On the way to and from work, I’ve been listening to A History of the World in Six Glasses. Author Tom Standage runs through this history (primarily a history of the West) by looking at beer, wine, spirits, coffee, tea, and cola. And it’s remarkable how well this gimmick works. I had no idea beer played such a vital role in the beginning of civilization (i.e., humans living in cities): the first writing samples often indicate amounts of beer stored in temples or warehouses and paid to workers, and the world’s first written recipe tells how to make beer. Beer was so much a part of city life, anyone who didn’t drink beer was considered a rude bumpkin. How things have changed!

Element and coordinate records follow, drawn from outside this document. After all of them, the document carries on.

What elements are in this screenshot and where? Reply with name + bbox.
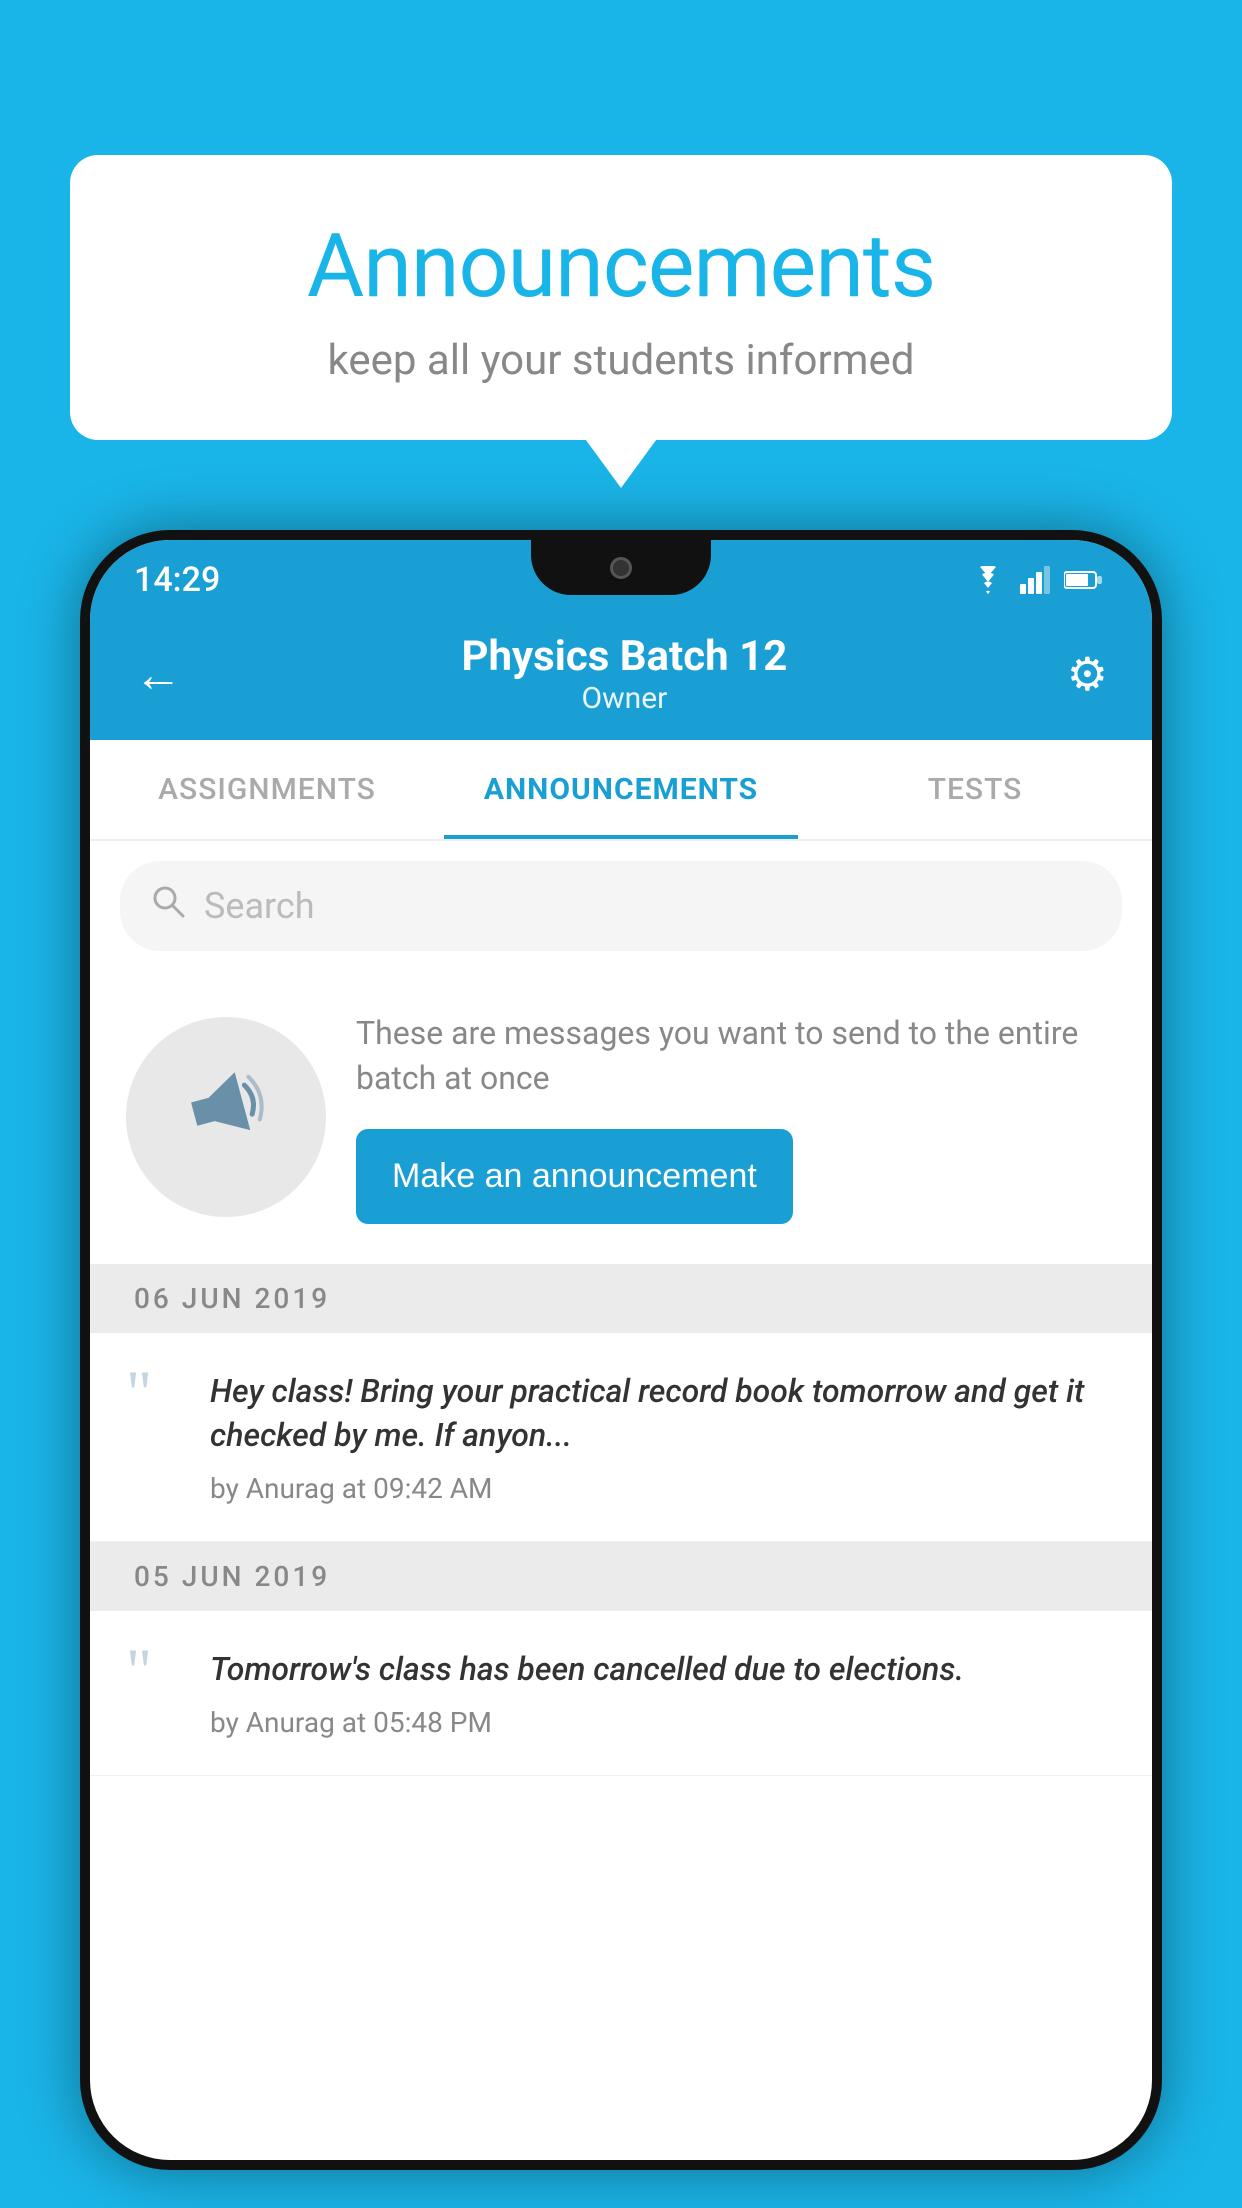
phone-frame: 14:29 [80,530,1162,2170]
speech-bubble-container: Announcements keep all your students inf… [70,155,1172,440]
announcement-meta-2: by Anurag at 05:48 PM [210,1706,1116,1739]
header-subtitle: Owner [461,681,787,716]
announcement-content-1: Hey class! Bring your practical record b… [210,1369,1116,1506]
date-separator-1: 06 JUN 2019 [90,1264,1152,1333]
status-time: 14:29 [134,560,220,600]
date-separator-2: 05 JUN 2019 [90,1542,1152,1611]
status-icons [970,566,1102,594]
quote-icon-2: " [126,1639,186,1703]
announcement-description: These are messages you want to send to t… [356,1011,1116,1101]
back-button[interactable]: ← [134,646,182,703]
tab-assignments[interactable]: ASSIGNMENTS [90,740,444,839]
tab-announcements[interactable]: ANNOUNCEMENTS [444,740,798,839]
megaphone-icon [162,1045,290,1189]
settings-icon[interactable]: ⚙ [1067,647,1108,702]
camera [610,557,632,579]
announcement-item-1[interactable]: " Hey class! Bring your practical record… [90,1333,1152,1543]
search-container: Search [90,841,1152,971]
app-header: ← Physics Batch 12 Owner ⚙ [90,612,1152,740]
announcement-text-1: Hey class! Bring your practical record b… [210,1369,1116,1459]
header-title: Physics Batch 12 [461,632,787,681]
tab-tests[interactable]: TESTS [798,740,1152,839]
quote-icon-1: " [126,1361,186,1425]
signal-icon [1020,566,1050,594]
phone-container: 14:29 [80,530,1162,2208]
announcement-empty-state: These are messages you want to send to t… [90,971,1152,1264]
search-box[interactable]: Search [120,861,1122,951]
bubble-title: Announcements [120,215,1122,318]
speech-bubble: Announcements keep all your students inf… [70,155,1172,440]
phone-screen: 14:29 [90,540,1152,2160]
wifi-icon [970,566,1006,594]
search-placeholder: Search [204,885,315,927]
announcement-text-2: Tomorrow's class has been cancelled due … [210,1647,1116,1692]
bubble-subtitle: keep all your students informed [120,336,1122,385]
announcement-item-2[interactable]: " Tomorrow's class has been cancelled du… [90,1611,1152,1776]
header-center: Physics Batch 12 Owner [461,632,787,716]
phone-notch [531,540,711,595]
megaphone-circle [126,1017,326,1217]
announcement-meta-1: by Anurag at 09:42 AM [210,1472,1116,1505]
announcement-right: These are messages you want to send to t… [356,1011,1116,1224]
search-icon [150,883,186,929]
battery-icon [1064,569,1102,591]
tabs-container: ASSIGNMENTS ANNOUNCEMENTS TESTS [90,740,1152,841]
announcement-content-2: Tomorrow's class has been cancelled due … [210,1647,1116,1739]
make-announcement-button[interactable]: Make an announcement [356,1129,793,1224]
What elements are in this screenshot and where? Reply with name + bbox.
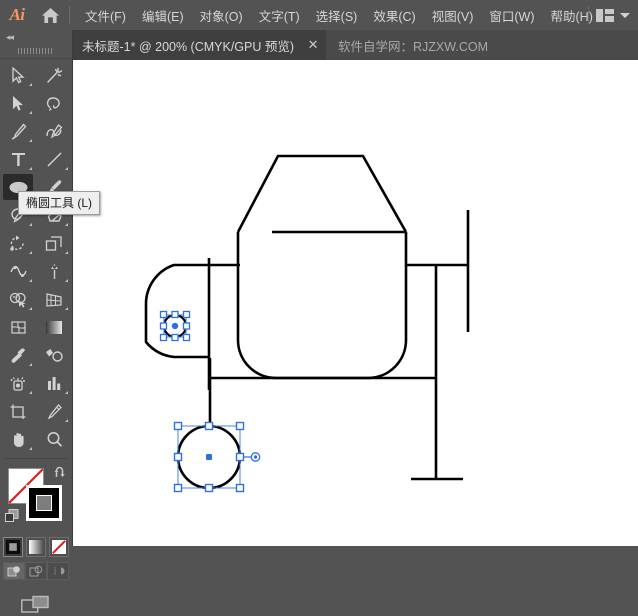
color-mode-button[interactable] — [3, 537, 23, 557]
tool-flyout-indicator — [65, 251, 68, 254]
artboard-tool[interactable] — [0, 397, 36, 425]
scale-tool[interactable] — [36, 229, 72, 257]
tool-flyout-indicator — [65, 391, 68, 394]
none-mode-button[interactable] — [49, 537, 69, 557]
tool-flyout-indicator — [29, 251, 32, 254]
pen-tool[interactable] — [0, 117, 36, 145]
tool-flyout-indicator — [29, 167, 32, 170]
tool-flyout-indicator — [29, 111, 32, 114]
free-transform-tool[interactable] — [36, 257, 72, 285]
color-mode-row — [0, 537, 72, 557]
gradient-mode-button[interactable] — [26, 537, 46, 557]
tool-flyout-indicator — [65, 307, 68, 310]
draw-inside-button[interactable] — [47, 562, 69, 580]
menu-bar: Ai 文件(F) 编辑(E) 对象(O) 文字(T) 选择(S) 效果(C) 视… — [0, 0, 638, 30]
mixer-artwork — [72, 60, 638, 546]
small-ellipse-selection — [161, 312, 190, 341]
menu-window[interactable]: 窗口(W) — [481, 0, 542, 30]
tool-flyout-indicator — [65, 279, 68, 282]
tool-flyout-indicator — [65, 223, 68, 226]
lasso-tool[interactable] — [36, 89, 72, 117]
mesh-tool[interactable] — [0, 313, 36, 341]
draw-behind-button[interactable] — [25, 562, 47, 580]
rotate-tool[interactable] — [0, 229, 36, 257]
stroke-swatch[interactable] — [26, 485, 62, 521]
blend-tool[interactable] — [36, 341, 72, 369]
document-tab-bar: 未标题-1* @ 200% (CMYK/GPU 预览) ✕ 软件自学网：RJZX… — [0, 30, 638, 61]
line-segment-tool[interactable] — [36, 145, 72, 173]
tool-grid — [0, 59, 72, 453]
fill-stroke-controls — [0, 463, 72, 535]
collapse-panel-icon[interactable]: ◂◂ — [0, 30, 72, 44]
slice-tool[interactable] — [36, 397, 72, 425]
workspace-switcher[interactable] — [585, 0, 634, 30]
tool-flyout-indicator — [29, 83, 32, 86]
curvature-tool[interactable] — [36, 117, 72, 145]
workspace-switcher-icon[interactable] — [596, 9, 614, 22]
type-tool[interactable] — [0, 145, 36, 173]
symbol-sprayer-tool[interactable] — [0, 369, 36, 397]
menu-type[interactable]: 文字(T) — [251, 0, 308, 30]
magic-wand-tool[interactable] — [36, 61, 72, 89]
tool-flyout-indicator — [29, 223, 32, 226]
toolbar-divider — [5, 458, 67, 459]
document-tab-active[interactable]: 未标题-1* @ 200% (CMYK/GPU 预览) ✕ — [68, 30, 326, 60]
tools-panel: ◂◂ — [0, 30, 73, 546]
draw-normal-button[interactable] — [3, 562, 25, 580]
menu-effect[interactable]: 效果(C) — [365, 0, 423, 30]
document-tab-label: 未标题-1* @ 200% (CMYK/GPU 预览) — [82, 36, 294, 55]
tool-flyout-indicator — [65, 419, 68, 422]
direct-selection-tool[interactable] — [0, 89, 36, 117]
hand-tool[interactable] — [0, 425, 36, 453]
tool-flyout-indicator — [29, 139, 32, 142]
app-logo: Ai — [0, 0, 34, 30]
menu-divider-right — [588, 6, 589, 24]
tool-flyout-indicator — [29, 307, 32, 310]
tool-flyout-indicator — [65, 167, 68, 170]
menu-file[interactable]: 文件(F) — [77, 0, 134, 30]
draw-mode-row — [0, 562, 72, 580]
menu-view[interactable]: 视图(V) — [424, 0, 482, 30]
gradient-tool[interactable] — [36, 313, 72, 341]
home-icon[interactable] — [34, 0, 66, 30]
change-screen-mode-button[interactable] — [0, 594, 72, 616]
shape-builder-tool[interactable] — [0, 285, 36, 313]
swap-fill-stroke-icon[interactable] — [54, 466, 67, 484]
close-icon[interactable]: ✕ — [306, 39, 320, 52]
tool-flyout-indicator — [29, 447, 32, 450]
perspective-grid-tool[interactable] — [36, 285, 72, 313]
large-circle-selection — [175, 423, 260, 492]
zoom-tool[interactable] — [36, 425, 72, 453]
watermark-text: 软件自学网：RJZXW.COM — [338, 30, 488, 60]
artboard-canvas[interactable] — [72, 60, 638, 546]
menu-object[interactable]: 对象(O) — [192, 0, 251, 30]
chevron-down-icon[interactable] — [620, 13, 630, 18]
illustrator-window: Ai 文件(F) 编辑(E) 对象(O) 文字(T) 选择(S) 效果(C) 视… — [0, 0, 638, 546]
menu-edit[interactable]: 编辑(E) — [134, 0, 192, 30]
panel-drag-grip[interactable] — [0, 44, 72, 59]
tool-flyout-indicator — [29, 279, 32, 282]
menu-item-list: 文件(F) 编辑(E) 对象(O) 文字(T) 选择(S) 效果(C) 视图(V… — [77, 0, 601, 30]
selection-tool[interactable] — [0, 61, 36, 89]
tool-flyout-indicator — [29, 363, 32, 366]
column-graph-tool[interactable] — [36, 369, 72, 397]
menu-select[interactable]: 选择(S) — [308, 0, 366, 30]
default-fill-stroke-icon[interactable] — [5, 509, 19, 528]
menu-divider — [69, 6, 70, 24]
width-tool[interactable] — [0, 257, 36, 285]
tool-tooltip: 椭圆工具 (L) — [18, 191, 100, 215]
eyedropper-tool[interactable] — [0, 341, 36, 369]
tool-flyout-indicator — [29, 391, 32, 394]
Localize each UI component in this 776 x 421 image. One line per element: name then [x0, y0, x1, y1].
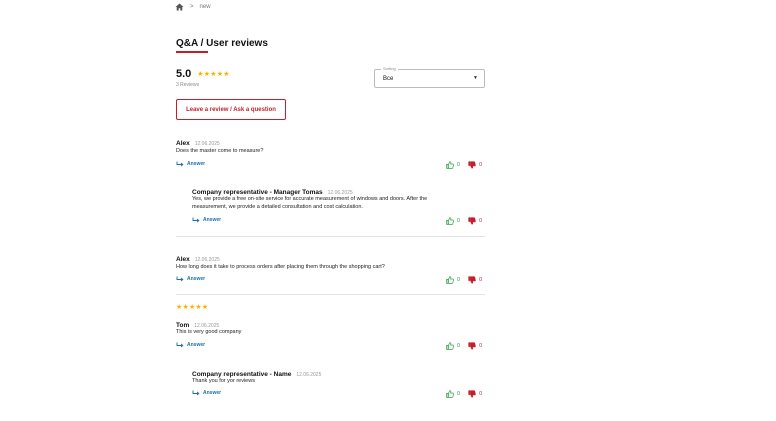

Similarly, wine contributes to and is emblematic of the Greeks’ ideas of equality and free discourse. The symposium, essentially a Greek dinner party for intellectuals, was named from roots meaning “drinking together.” As it happens, I even blogged just a few weeks ago about Plato’s proposed use of wine drinking in his Laws. After a follow-up on the importance of wine to the Romans and Christians, the “history of the world” then jumps to the Atlantic slave trade of the seventeenth and eighteenth centuries for a look at spirits. But something like continuity returns with the section on coffee: the clarity (or apparent clarity) that comes from drinking this new concoction from Arabia perfectly suited the Enlightenment discussions of eighteenth-century France.
I’ve been thinking about what a parallel book based on music would look like. I first thought of A History of the World in Six Pieces. But then most historical pieces don’t have the long-term social prevalence that Standage’s six drinks do. Gregorian chant and Messiah come to mind as the notable exceptions that prove the rule. So how about A History of the World in Six Genres? I thought about sacred song, the motet, the mass, the opera, the symphony, and the recorded popular song. But if the first idea proved too narrow, this one is way too wide: each of those genres could fill (and has filled many times over) its own large volume of history.
But what about six pieces that represent six genres? I may be on to something. The thread of history would have to weave backwards and forwards rather than being stretched out in one linear path. But the book might look something like this. It could start with Bach’s choral hymn “O Haupt voll Blut und Wunden” (“O Sacred Head Now Wounded”). As a representative of sacred song, the section could discuss the Greeks’ religion through the Seikilos hymn, Charlemagne though the unification of Gregorian chant practice, and the Reformation. Machaut’s “Ma fin est mon commencement,” in representing the medieval chanson, could support stories about Frankish barbarians and the rise of nation states and modern languages in the Middle Ages. Mozart’s Marriage of Figaro could launch a brief history of opera that would in turn outline the Florentine Renaissance, the English Civil War, absolute monarchies of the seventeenth century, and (through Figaro himself) the downfall of those same absolute monarchs.
Would it feel like cheating to represent the symphony by Dvořák’s New World Symphony? The genre tells the story of the rise of the middle class and Enlightenment thinking, and the Czech’s peculiar work (my least favorite of his, actually) could provide an excuse for covering both the discovery of America and the revolutions and nationalistic movements in nineteenth century Europe. And then how could one responsibly discuss “All You Need Is Love” without covering the Industrial Revolution, two World Wars, and postmodernism?
It’s a book I will never write. But after putting this post together, I think it’s a really good book that I will never write.